At some point, the Padres will have to decide whether Chase Headley is part of their long-term plan. Headley, for his part, tells this blog he wants to be a player the Padres can count on, year after year, both in terms of production and leadership. He admired how veterans such as Adrian Gonzalez, David Eckstein and Matt Stairs comported themselves. The 27-year-old, a former high school valedictorian, wants to set a similar example for many years to come in San Diego.
"I sure hope I get the opporutnity," Headley said last month. "I take a lot of pride in this organization; one, because I was drafted here; two, I was part of a team when I first got called up that lost close to 100 games, but then we turned it around.

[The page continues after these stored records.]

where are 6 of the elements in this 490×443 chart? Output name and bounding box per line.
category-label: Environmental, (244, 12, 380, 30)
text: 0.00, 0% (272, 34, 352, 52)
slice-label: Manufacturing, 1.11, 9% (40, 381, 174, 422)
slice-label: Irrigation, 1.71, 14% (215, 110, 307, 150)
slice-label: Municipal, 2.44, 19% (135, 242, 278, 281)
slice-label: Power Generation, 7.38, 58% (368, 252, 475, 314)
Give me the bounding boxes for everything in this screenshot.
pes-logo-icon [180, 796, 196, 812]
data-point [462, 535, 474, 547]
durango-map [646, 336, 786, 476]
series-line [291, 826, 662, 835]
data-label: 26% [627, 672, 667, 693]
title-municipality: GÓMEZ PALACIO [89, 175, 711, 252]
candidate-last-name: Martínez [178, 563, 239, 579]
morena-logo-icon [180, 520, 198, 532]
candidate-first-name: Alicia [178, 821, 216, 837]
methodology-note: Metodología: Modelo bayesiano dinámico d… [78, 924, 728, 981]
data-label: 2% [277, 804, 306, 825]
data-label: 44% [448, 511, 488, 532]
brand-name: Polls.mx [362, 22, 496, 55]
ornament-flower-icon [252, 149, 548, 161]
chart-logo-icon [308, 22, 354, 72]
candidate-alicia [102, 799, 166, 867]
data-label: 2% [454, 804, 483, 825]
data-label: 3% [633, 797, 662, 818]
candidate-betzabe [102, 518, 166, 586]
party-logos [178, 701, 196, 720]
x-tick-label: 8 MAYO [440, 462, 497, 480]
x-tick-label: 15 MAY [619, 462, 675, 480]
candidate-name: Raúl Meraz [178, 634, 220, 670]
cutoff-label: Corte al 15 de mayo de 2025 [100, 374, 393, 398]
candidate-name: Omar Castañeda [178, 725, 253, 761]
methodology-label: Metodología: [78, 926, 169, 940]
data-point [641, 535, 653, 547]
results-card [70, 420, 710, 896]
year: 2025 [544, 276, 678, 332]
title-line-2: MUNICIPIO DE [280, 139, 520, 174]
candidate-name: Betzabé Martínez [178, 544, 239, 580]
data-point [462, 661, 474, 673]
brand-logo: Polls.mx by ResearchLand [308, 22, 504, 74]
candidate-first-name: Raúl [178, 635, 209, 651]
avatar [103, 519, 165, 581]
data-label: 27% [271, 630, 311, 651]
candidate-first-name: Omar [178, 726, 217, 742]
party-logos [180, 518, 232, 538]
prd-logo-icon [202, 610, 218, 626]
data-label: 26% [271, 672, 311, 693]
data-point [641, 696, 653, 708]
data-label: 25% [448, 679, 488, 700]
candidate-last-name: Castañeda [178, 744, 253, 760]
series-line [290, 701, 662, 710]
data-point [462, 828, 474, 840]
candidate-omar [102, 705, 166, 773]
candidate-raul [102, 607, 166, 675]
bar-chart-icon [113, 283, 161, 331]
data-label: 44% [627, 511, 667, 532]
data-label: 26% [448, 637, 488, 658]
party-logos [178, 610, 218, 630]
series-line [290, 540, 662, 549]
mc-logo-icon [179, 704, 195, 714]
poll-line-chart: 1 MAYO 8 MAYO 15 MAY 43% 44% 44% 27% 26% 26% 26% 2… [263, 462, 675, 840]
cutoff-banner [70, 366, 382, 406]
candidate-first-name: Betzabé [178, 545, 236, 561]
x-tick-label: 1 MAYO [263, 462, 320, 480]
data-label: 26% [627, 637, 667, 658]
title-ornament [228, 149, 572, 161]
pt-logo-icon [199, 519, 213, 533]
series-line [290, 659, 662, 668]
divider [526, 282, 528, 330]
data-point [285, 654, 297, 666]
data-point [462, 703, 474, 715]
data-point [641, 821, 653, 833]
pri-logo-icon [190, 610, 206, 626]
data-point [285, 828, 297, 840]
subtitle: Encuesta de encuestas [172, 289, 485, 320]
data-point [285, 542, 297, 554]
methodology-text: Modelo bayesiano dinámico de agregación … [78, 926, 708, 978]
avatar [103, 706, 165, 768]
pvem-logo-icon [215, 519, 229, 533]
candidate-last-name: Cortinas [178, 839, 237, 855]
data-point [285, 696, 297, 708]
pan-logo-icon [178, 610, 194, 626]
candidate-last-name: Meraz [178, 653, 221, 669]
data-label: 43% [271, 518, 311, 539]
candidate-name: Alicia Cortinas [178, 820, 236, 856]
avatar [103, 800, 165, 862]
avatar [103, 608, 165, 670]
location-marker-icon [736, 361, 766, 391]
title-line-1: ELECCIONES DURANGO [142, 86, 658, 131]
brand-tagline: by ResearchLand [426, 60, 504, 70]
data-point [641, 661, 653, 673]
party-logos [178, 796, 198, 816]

"We aren't where we want to be this year," he said, "but I think we have an identity, an understanding of what type of team we want to be. Perfect world, I'd love to be part of that for a long time. Obviously there are a lot of things that have to happen to make that happen."
There's no rush to make a long-term decision on Headley, who is under the team's control for the next three seasons. His salary is on the rise, however, more so than the Padres expected a year ago. Because Headley qualified for "Super Two" arbitration last winter, he had extra leverage at the negotiating table and will so again this offseason. He'll command a big raise on this year's salary of $2.325 million.
With four home runs this year, Headley isn't yet the power hitter the Padres and he expected him to become, but he's on-basing at a .380 clip and has made himself him into a good basestealer. He's better than average defensively. He's come to grips with the realities of Petco National Park, which some hitters never do. He said he expects to show better power in seasons ahead. Yet, he said he's glad that he went less for home runs. (Broken pinky notwithstanding, he's on pace to set a career-high in doubles).
"In a general sense, even baseball has kind of maybe swung back that way a little bit, away from just the straight Monster Ball mentalities," he said. "There's more of a premium on defense. There's more of premium on baserunning and doing the little things to win."